À propos de Singapore Petroleum Company
1. Modèle économique
Filiale de l’international pétrolier PetroChina, SPC s’appuie surtout sur la coentreprise Singapore Refining Company (SRC) (50 % SPC, 50 % Chevron) : une raffinerie d’environ 290 000 barils par jour sur Jurong Island, d’où s’échappent l’essence, le gasoil, le jet — produits requalifiés par la communication interne en « cleaner fuels » après des investissements d’infrastructure (notamment l’achèvement d’un complexe “Gasoline Clean Fuels” et cogénération en 2017 sur le site de SRC). Le commerce et la logistique complètent le tableau : réseau d’une quarantaine de stations-service sur l’île, terminal de stockage à l’ordre de 220 000 m³ à Pulau Sebarok selon la presse spécialisée, plus des participations pétrolières en Asie du Sud-Est (Indonésie, Vietnam) évoquées par des revues indépendantes — piste à croiser, pas acte officiel consolidé. Depuis l’entrée de PetroChina au capital auprès de Keppel en 2009 (ordre d’un milliard de dollars, fourchette reprise par l’agence de presse), l’entité a été digérée dans le groupement : les comptes détaillés de SPC ne circulent plus en seuls garants boursiers ; c’est le bilan de PetroChina (document de résultats 2024, mars 2025) qui porte l’eau, avec un chiffre d’affaires groupe de 2 937,9 milliards de RMB en 2024 en léger repli (-2,5 %) et un bénéfice net ressorti en record à 164,7 milliards de RMB (+2 %), selon la communication du groupe et la reprise de presse. Effectifs propres à SPC : chiffre public fragmenté (estimations d’annuaires privés non retenues ici) — l’opacité comptable locale est le fait marquant.
2. Impact réel
L’« impact climat » de SPC se lit à travers ce que brûle une raffinerie de 290 000 b/j : le CO₂ est émis en aval des véhicules, des avions et de l’industrie, pas dans un scope « entreprise seule » publié à Singapour pour SPC. Le pays applique une taxe carbone et une trajectoire de décote serrant les marges du raffinage côtier, ce qui pèse sur le modèle. Côté groupe, PetroChina met en avant plus de 10 000 MW d’EnR (solaire/éolien) installés, et 1,9 million de tonnes de CO₂ injecté en 2024 via le CCUS : ce sont des agrégats chinois, pas le bilan d’une filiale insulaire. Comparer SPC à la PPE3 ou aux fiches de l’ADEME n’a pas de sens direct : ces cadres visent la France. Sur Connaissance des énergies, nous n’avons pas repéré d’analyse de fond sur SPC ; l’essentiel reste pétrolier, avec le diesel exposé par PetroChina à une baisse de 6,9 % des ventes en 2024 (électrification, Chine/Asie), tandis que le kérosène bondit de 9 % — moteur aérien asiatique.
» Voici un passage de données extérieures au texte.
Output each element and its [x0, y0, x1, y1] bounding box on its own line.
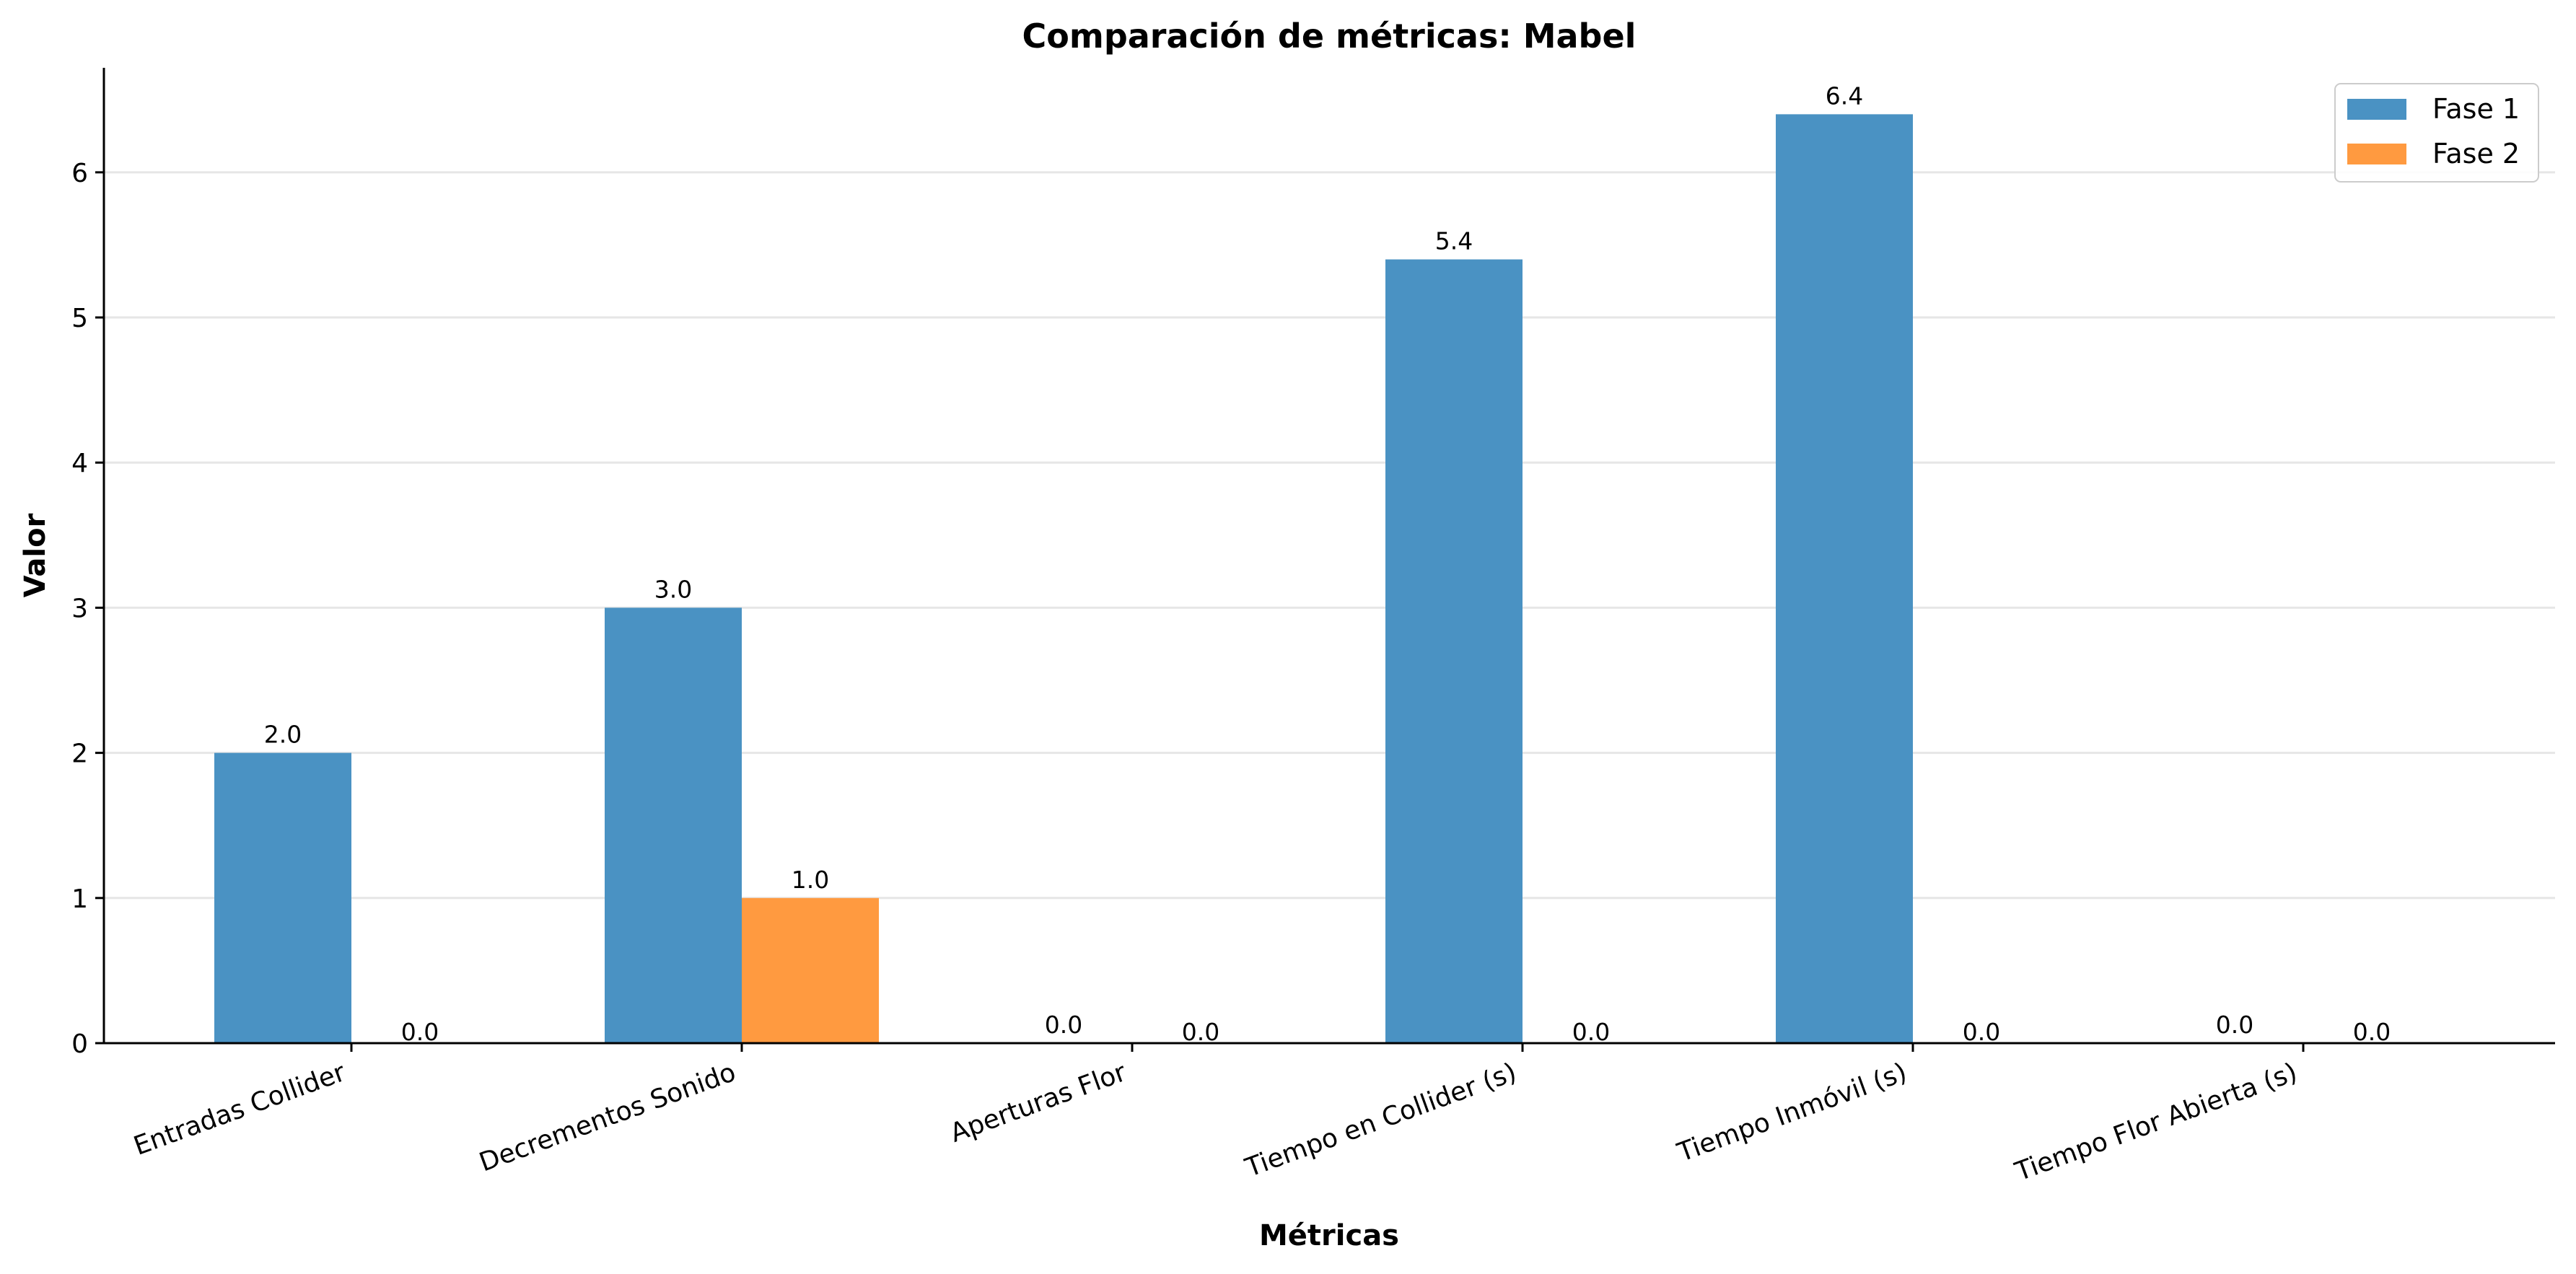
legend-swatch-fase-2 [2347, 144, 2406, 164]
bars [214, 114, 1913, 1044]
x-axis-title: Métricas [1259, 1219, 1399, 1252]
y-tick-label: 0 [71, 1029, 88, 1059]
x-tick-label: Tiempo en Collider (s) [1241, 1058, 1520, 1183]
y-tick-label: 4 [71, 449, 88, 478]
axes [102, 68, 2555, 1045]
data-label: 3.0 [654, 575, 692, 603]
bar-1-4 [1776, 114, 1913, 1043]
data-labels: 2.0 3.0 0.0 5.4 6.4 0.0 0.0 1.0 0.0 0.0 0.0 0.0 [264, 82, 2391, 1046]
x-tick-label: Decrementos Sonido [476, 1058, 740, 1178]
y-tick-label: 6 [71, 159, 88, 188]
y-tick-label: 5 [71, 304, 88, 333]
y-tick-label: 2 [71, 739, 88, 769]
x-ticks: Entradas Collider Decrementos Sonido Apert… [130, 1043, 2305, 1187]
x-tick-label: Entradas Collider [130, 1058, 349, 1161]
legend-label-fase-1: Fase 1 [2432, 93, 2520, 125]
bar-1-3 [1385, 259, 1523, 1044]
data-label: 1.0 [792, 866, 829, 894]
y-tick-label: 3 [71, 594, 88, 623]
x-tick-label: Tiempo Flor Abierta (s) [2011, 1058, 2301, 1187]
bar-2-1 [742, 897, 879, 1043]
legend-swatch-fase-1 [2347, 99, 2406, 120]
data-label: 0.0 [401, 1018, 439, 1046]
x-tick-label: Tiempo Inmóvil (s) [1673, 1058, 1911, 1168]
data-label: 0.0 [2216, 1011, 2253, 1039]
data-label: 0.0 [1182, 1018, 1219, 1046]
legend: Fase 1 Fase 2 [2334, 83, 2539, 183]
data-label: 5.4 [1435, 227, 1473, 255]
bar-1-1 [605, 607, 742, 1043]
y-axis-title: Valor [19, 513, 52, 597]
data-label: 0.0 [1963, 1018, 2000, 1046]
y-ticks: 0 1 2 3 4 5 6 [71, 159, 104, 1059]
chart-title: Comparación de métricas: Mabel [1022, 17, 1637, 56]
data-label: 0.0 [1572, 1018, 1610, 1046]
data-label: 6.4 [1826, 82, 1863, 110]
y-tick-label: 1 [71, 884, 88, 914]
grid [104, 171, 2555, 900]
x-tick-label: Aperturas Flor [947, 1058, 1131, 1148]
bar-1-0 [214, 752, 351, 1043]
data-label: 2.0 [264, 721, 302, 749]
data-label: 0.0 [1045, 1011, 1082, 1039]
data-label: 0.0 [2353, 1018, 2391, 1046]
legend-label-fase-2: Fase 2 [2432, 138, 2520, 170]
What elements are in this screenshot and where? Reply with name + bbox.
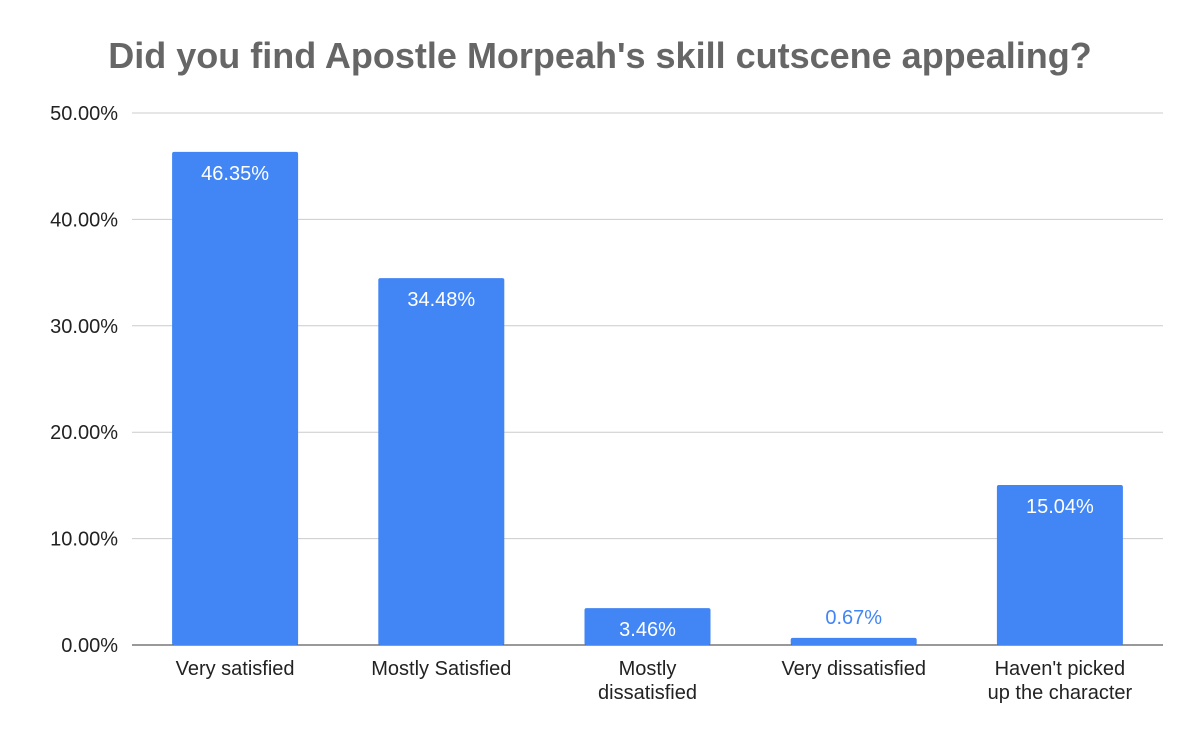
x-tick-label: Mostly Satisfied [371,658,511,680]
data-label: 0.67% [825,607,882,629]
y-tick-label: 20.00% [50,422,118,444]
x-tick-label: Very dissatisfied [781,658,926,680]
y-tick-label: 0.00% [61,635,118,657]
y-tick-label: 40.00% [50,209,118,231]
bar [584,608,711,645]
x-tick-label: Mostly [619,658,677,680]
data-label: 3.46% [619,619,676,641]
x-tick-label: Haven't picked [995,658,1126,680]
chart-title: Did you find Apostle Morpeah's skill cut… [108,35,1091,76]
bar [996,484,1123,645]
x-tick-label: up the character [988,682,1133,704]
y-tick-label: 50.00% [50,103,118,125]
bar [790,637,917,645]
x-tick-label: Very satisfied [176,658,295,680]
data-label: 15.04% [1026,496,1094,518]
x-tick-label: dissatisfied [598,682,697,704]
y-tick-label: 30.00% [50,316,118,338]
y-tick-label: 10.00% [50,529,118,551]
data-label: 46.35% [201,163,269,185]
bar [172,151,299,645]
bar [378,278,505,645]
data-label: 34.48% [407,289,475,311]
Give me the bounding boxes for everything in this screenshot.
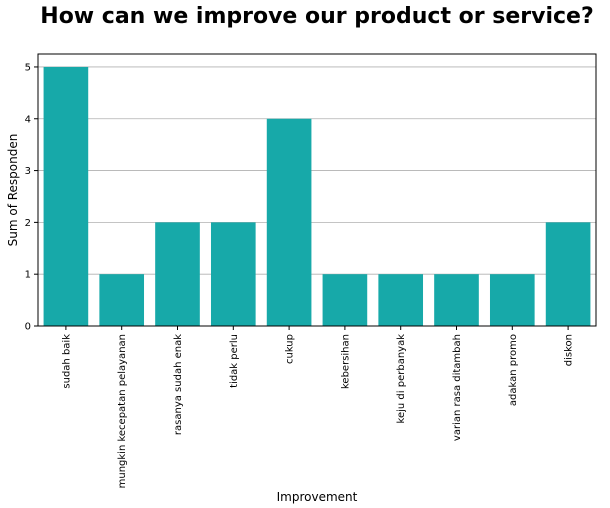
y-tick-label: 2 bbox=[25, 218, 31, 229]
y-axis-label: Sum of Responden bbox=[6, 134, 20, 247]
bar bbox=[99, 274, 145, 326]
x-tick-label: mungkin kecepatan pelayanan bbox=[117, 334, 128, 488]
bar bbox=[378, 274, 424, 326]
gridlines bbox=[38, 66, 596, 275]
bar bbox=[266, 118, 312, 326]
x-tick-label: keju di perbanyak bbox=[396, 334, 407, 424]
x-tick-label: adakan promo bbox=[508, 334, 519, 406]
x-tick-label: kebersihan bbox=[340, 334, 351, 389]
x-axis-ticks: sudah baik mungkin kecepatan pelayanan ras… bbox=[61, 326, 575, 488]
y-tick-label: 5 bbox=[25, 62, 31, 73]
x-tick-label: rasanya sudah enak bbox=[173, 334, 184, 435]
x-tick-label: tidak perlu bbox=[229, 334, 240, 388]
bar bbox=[210, 222, 256, 326]
x-tick-label: cukup bbox=[285, 334, 296, 364]
bar bbox=[489, 274, 535, 326]
x-tick-label: diskon bbox=[564, 334, 575, 366]
y-tick-label: 0 bbox=[25, 322, 31, 333]
x-tick-label: sudah baik bbox=[61, 334, 72, 389]
chart-title: How can we improve our product or servic… bbox=[40, 4, 594, 29]
bar bbox=[545, 222, 591, 326]
y-tick-label: 3 bbox=[25, 166, 31, 177]
x-tick-label: varian rasa ditambah bbox=[452, 334, 463, 441]
y-axis-ticks: 0 1 2 3 4 5 bbox=[25, 62, 38, 333]
bar bbox=[434, 274, 479, 326]
y-tick-label: 4 bbox=[25, 114, 31, 125]
plot-frame bbox=[37, 53, 597, 327]
x-axis-label: Improvement bbox=[277, 490, 358, 504]
bar bbox=[322, 274, 368, 326]
bars bbox=[43, 66, 591, 326]
bar bbox=[155, 222, 200, 326]
bar bbox=[43, 66, 89, 326]
y-tick-label: 1 bbox=[25, 270, 31, 281]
3. Innovations / partenariats
Le seul partenariat structurel public est la coentreprise SRC avec Chevron : c’est là que se concentre l’ingénierie, la maintenance, les projets d’« upgrading » pour rester compétitif. Les « innovations » côté SPC, ce sont surtout des ajustements de produits (qualité d’essence, cogénération) et une logistique de réseau ; rien d’équivalent à une rupture de modèle. Le groupe a annoncé un plan d’action ESG sur trois ans (2024–2026) et un capex 2025 de 262,2 milliards de RMB en baisse de 4,9 %, toujours au niveau consolidé, pas SPC. Pas de grosse levée de fonds côté SPC : l’arbitrage, c’est la maison mère.
4. Greenwashing / zones grises
Le discours RSE/CSR de SPC — « clean fuels », bénéfices pour la communauté — s’inscrit dans la continuité d’une compagnie dont le cœur de marge reste l’hydrocarbure ; c’est de la gouvernance de licence pour opérer, pas un plan de sortie. La dépendance au fossile est intégrale : raffinerie, stations, E&P, terminal pétrolier. La vente en détail a été scrutée par la Commission de la concurrence de Singapour (enquêtes de marché sur l’essence) ; d’anciens contrôles n’ont pas retenu de preuve de collusion, mais l’enjeu de transparence des prix des stations reste vif, ce qui pèse sur l’image des opérateurs, SPC y compris. Résiduel de greenwashing : prétendre la « durabilité » d’un site dont la fonction est d’exporter des combustibles liquides, pendant que l’asphalte se décarbone plus vite que les airs n’en sont à la hauteur.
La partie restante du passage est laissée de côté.